Tatyana - thanks for the encouragement. You wrote a pretty significant sentence there when you said

Quote:
Just remember to be kind to yourself in the process and not abuse yourself....
I wonder how many abused people actually repeat the same treatment they got as kids to themselves as adults. I know for sure that I internalized the whole I don’t matter message so that throughout my life I not only expected not to matter to anyone, but actually treat myself as if I don’t matter. Hmmm. Bit of a catch-22 though because unless someone else treats you like you do matter, you don’t really get the experience to know what it’s like to matter, so it’s pretty hard to matter to yourself. (For ‘matter’ substitute or add any of the following: love, liking, admiration, sympathy, respect, being important, being wanted, accepted etc etc)

Sugahorse that’s an interesting question! That’s sort of why I struggle with seeing what happened to me as abuse, because it seems to me a lot more to do with not getting, with not being treated in a good way - rather than someone openly doing something bad to me. And it gets even trickier when you’re an adult because the assumption is you are free enough to walk away from negative relationships. And also as you pointed out, it tends to be seen as ‘selfish’ or at least ‘expecting too much’. I suppose in your case you have to ask yourself why are you accepting his negating and uncaring behaviour towards you? What’s stopping you realizing that you ARE worth being considered and treated with respect and therefore deserve more than you are getting? These are just hypothetical questions, me musing aloud (but if you want to answer them, please do…)

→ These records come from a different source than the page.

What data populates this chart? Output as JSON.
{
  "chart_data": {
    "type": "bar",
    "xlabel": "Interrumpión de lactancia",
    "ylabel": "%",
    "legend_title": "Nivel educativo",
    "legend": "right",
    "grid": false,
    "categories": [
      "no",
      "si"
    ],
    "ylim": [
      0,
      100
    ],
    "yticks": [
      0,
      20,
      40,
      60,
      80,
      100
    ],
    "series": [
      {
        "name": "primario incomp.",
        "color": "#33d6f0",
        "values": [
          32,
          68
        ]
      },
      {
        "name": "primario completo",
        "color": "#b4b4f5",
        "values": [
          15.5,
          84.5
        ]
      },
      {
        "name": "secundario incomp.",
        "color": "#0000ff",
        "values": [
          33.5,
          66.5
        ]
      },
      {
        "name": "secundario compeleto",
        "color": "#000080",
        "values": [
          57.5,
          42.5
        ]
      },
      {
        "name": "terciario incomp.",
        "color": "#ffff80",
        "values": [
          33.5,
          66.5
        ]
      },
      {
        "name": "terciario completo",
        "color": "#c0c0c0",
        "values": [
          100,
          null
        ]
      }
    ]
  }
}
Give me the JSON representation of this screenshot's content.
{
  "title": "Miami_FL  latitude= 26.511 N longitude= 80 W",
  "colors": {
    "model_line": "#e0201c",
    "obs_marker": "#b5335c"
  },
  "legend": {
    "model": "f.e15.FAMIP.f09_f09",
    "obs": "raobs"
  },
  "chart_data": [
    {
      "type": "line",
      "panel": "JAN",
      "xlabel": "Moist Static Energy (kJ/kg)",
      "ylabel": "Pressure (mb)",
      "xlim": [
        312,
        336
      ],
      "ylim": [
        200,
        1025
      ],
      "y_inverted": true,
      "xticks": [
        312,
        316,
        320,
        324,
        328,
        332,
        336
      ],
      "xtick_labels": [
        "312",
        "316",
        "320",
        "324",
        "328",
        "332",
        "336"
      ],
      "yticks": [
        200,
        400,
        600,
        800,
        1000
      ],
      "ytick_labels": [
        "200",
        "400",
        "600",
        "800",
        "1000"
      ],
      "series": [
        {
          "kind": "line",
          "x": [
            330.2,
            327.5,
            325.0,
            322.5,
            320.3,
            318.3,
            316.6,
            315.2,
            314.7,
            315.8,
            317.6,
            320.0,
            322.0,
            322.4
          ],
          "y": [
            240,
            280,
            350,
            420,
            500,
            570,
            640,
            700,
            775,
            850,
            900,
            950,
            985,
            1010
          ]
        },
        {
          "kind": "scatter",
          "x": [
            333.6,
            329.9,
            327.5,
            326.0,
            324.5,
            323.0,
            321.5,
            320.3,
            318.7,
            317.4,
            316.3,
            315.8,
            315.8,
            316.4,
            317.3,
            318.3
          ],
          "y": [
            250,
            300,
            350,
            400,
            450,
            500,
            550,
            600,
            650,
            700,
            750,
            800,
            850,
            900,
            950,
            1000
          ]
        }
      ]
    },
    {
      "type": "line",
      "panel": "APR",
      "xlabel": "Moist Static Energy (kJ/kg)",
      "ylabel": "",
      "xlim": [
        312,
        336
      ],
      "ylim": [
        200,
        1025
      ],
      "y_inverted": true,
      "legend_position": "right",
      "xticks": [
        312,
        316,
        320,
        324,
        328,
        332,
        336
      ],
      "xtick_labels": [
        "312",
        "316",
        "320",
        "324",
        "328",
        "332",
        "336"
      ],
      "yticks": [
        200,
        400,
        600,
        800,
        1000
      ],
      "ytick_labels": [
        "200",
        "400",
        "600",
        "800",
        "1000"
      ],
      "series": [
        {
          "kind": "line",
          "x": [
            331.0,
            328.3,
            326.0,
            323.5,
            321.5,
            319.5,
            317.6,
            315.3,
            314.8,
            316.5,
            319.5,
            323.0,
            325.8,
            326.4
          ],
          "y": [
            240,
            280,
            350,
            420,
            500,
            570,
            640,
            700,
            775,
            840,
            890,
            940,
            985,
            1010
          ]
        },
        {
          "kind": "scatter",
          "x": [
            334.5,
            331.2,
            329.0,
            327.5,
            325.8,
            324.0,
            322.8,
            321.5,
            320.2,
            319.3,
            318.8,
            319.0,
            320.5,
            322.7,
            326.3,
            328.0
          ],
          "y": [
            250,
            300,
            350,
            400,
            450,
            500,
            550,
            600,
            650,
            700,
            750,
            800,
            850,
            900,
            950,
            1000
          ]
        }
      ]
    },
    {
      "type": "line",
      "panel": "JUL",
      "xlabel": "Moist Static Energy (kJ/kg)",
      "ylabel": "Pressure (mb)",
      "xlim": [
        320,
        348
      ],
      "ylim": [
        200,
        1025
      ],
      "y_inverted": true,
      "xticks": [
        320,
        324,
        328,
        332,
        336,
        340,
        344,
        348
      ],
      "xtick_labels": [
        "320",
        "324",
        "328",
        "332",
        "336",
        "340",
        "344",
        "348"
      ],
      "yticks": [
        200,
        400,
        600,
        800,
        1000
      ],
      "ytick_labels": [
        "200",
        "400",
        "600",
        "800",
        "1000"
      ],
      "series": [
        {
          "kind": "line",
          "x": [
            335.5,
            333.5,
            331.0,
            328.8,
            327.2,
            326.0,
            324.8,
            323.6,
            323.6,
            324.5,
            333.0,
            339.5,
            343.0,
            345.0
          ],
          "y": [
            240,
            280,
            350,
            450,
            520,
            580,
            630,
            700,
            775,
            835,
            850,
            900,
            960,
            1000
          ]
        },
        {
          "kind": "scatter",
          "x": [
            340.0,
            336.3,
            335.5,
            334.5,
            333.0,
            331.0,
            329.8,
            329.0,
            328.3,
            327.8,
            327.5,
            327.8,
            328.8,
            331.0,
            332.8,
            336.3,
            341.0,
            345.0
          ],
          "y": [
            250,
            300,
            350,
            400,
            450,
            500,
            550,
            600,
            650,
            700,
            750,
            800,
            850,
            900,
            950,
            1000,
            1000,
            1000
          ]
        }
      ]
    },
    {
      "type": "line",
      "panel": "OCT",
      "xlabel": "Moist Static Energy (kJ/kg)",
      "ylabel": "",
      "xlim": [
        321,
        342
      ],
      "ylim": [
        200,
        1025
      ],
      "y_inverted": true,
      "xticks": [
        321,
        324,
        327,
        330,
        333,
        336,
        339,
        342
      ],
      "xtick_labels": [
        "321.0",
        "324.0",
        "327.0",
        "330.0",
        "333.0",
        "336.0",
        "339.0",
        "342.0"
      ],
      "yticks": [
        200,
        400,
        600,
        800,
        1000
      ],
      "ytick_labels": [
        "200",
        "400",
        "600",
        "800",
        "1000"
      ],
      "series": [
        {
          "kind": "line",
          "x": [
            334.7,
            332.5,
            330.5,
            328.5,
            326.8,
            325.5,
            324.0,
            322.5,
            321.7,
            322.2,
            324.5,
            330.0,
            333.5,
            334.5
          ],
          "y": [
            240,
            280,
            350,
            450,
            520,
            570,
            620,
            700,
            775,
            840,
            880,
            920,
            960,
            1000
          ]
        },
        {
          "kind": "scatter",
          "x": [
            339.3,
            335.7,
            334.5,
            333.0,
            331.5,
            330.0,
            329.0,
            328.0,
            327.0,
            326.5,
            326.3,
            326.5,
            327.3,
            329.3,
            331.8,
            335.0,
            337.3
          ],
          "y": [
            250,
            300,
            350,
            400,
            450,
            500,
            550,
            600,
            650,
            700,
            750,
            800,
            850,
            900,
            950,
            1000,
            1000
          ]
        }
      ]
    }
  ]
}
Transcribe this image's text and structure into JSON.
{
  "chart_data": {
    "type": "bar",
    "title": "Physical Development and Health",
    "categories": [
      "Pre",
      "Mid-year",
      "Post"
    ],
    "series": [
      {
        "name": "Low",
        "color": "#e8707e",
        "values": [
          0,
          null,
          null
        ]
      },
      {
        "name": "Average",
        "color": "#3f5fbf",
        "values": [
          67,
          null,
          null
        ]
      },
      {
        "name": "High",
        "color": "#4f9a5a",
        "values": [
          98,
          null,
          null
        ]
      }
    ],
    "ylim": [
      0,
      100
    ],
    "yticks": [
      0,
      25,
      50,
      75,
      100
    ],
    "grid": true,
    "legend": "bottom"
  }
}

Lovemist it sounds like you’ve done really well getting yourself into a good place. I agree with you about pointing the finger where it belongs but I have a question - how did you take control back from those who abused you? I find it really hard to confine the negative messages I’ve got to where they originally came from, because my life experiences just seem to have reinforced and proved my negative perceptions of myself. It’s just so hard recognizing negative stuff from people when it’s all an absence, a not giving - rather than something obviously bad (like verbal abuse for instance, of which I had a shedload as well, with a fair bit of physical abuse too - not that at the time hitting children was considered abuse). But even verbal abuse is hard to counter, because how many of us are able to not be at least initially hooked into accepting that we’ve done something wrong to warrant the verbal attack? It’s such a nightmare because it’s just not straightforward, as I said before it’s like trying to pin down smoke and mists.